The idea that conservatism means, by definition, "opposition to change or innovation" is nothing more than how liberals and leftists see conservatism. Why? Because the farther left you go, the greater the commitment to change and innovation. "Change" and "Innovation" are left-wing gods. That is why, for example, the mantra of the Barack Obama campaign and presidency was "hope and change."
Because the Left is so committed to change (for its own sake), people on the Left assume that anyone who opposes leftism opposes all "change and innovation."
Unfortunately, the Left's misapprehension of conservatism is almost equaled by conservatives' inability to define the term. For that reason, just as I recently defined another widely used term -- "Judeo-Christian values" -- I think it important to do the same for conservatism.
Conservatives conserve.
Conservatives have no issue with change or innovation -- when warranted or harmless. The American Revolution, which conservatives seek to preserve, ushered in a radically innovative blueprint for liberty and self-government.
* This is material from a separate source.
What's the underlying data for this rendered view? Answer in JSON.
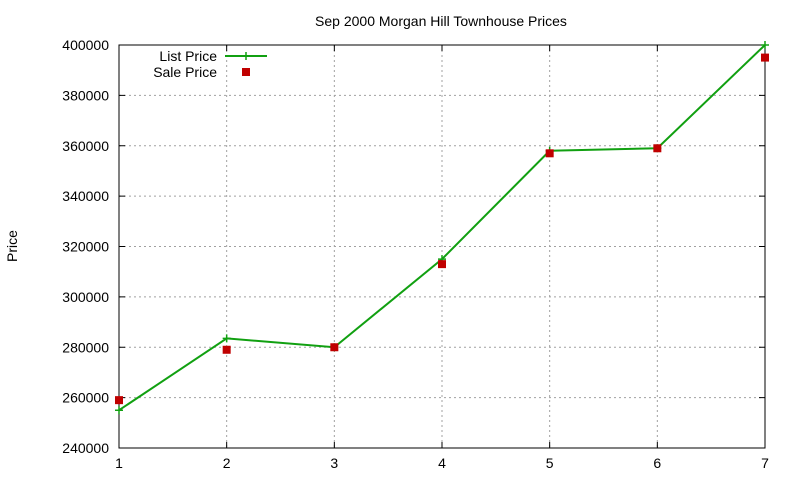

Our problem is with jettisoning past greatness and replacing it with mediocrity -- which is precisely what has been done for at least a century.
What could be more noble, uplifting, beneficial or altruistic than giving every generation the best that humans have ever created? A generation that deprives the next generation of Beethoven, Shakespeare and Da Vinci is committing a combination of child neglect and civilizational suicide.
Why, then, isn't everyone -- at least as regards conserving the best of the past -- a conservative
Here is why:
Since so few people in any generation can equal, let alone excel, the greatest of the past, conserving the past does not allow almost anyone living at the present time to shine.
Therefore, if I can't compose great tonal music, I won't even bother trying. I might shine, however, if I write "atonal" music.
If I can't paint like a great classical artist, I will jettison all rules of art. I'll throw paint onto a canvas or place a crucifix in a jar of my urine and call such things "art" -- and demand that you, too, jettison all standards.
If I can't hope to match Shakespeare, I will dismiss Shakespeare as just another Dead White Male and replace him with living nonwhite females who possess exponentially less talent.
The same holds true for teachers. Many of them are bored at the thought of teaching Shakespeare every year. So, they, too, opt for "change" and "innovation" over excellence -- but thereby deprive their students of the best.
Likewise in the moral sphere. Why would I teach the moral roots of our society -- the Bible, the Ten Commandments, Aristotle, the American Constitution, the Founders? That would mean I have nothing particularly important to say regarding morality and society. Again, I won't shine. So, I will ignore or even reject those moral codes and devise a new moral system.
That's what Karl Marx did, quite consciously -- which is why he hated Christianity and Judaism. Only if he could overthrow Bible- and God-based morality could his new morality be taken seriously. So, he replaced God with man, and he replaced good and evil with rich and poor, oppressor and oppressed. Today we are witnessing another rejection of God- and Bible-based morality, replacing the moral categories of good and evil with racial categories -- white and black.
And talk about innovation. What could be more innovative than "men give birth"? While conservatives are boringly conserving the fact that men are men, women are women, and one cannot become the other, the believers in change and innovation insist that sex/gender is completely subjective.
A couple of weeks ago, Time Magazine inadvertently gave the game away.
In the introduction to its hundredth anniversary edition, the CEO and editor of Time described the purpose of the magazine.
You probably think they would write something like, "to report the news as truthfully as possible." But you would be completely wrong.
Here is what the CEO and editor wrote: "As we begin our second century, that spirit of innovation and disruption inspires us every day."
"Innovation and disruption." There you have it.
Reporting news as truthfully as possible is not just boring. It is worse than that. It is conservative.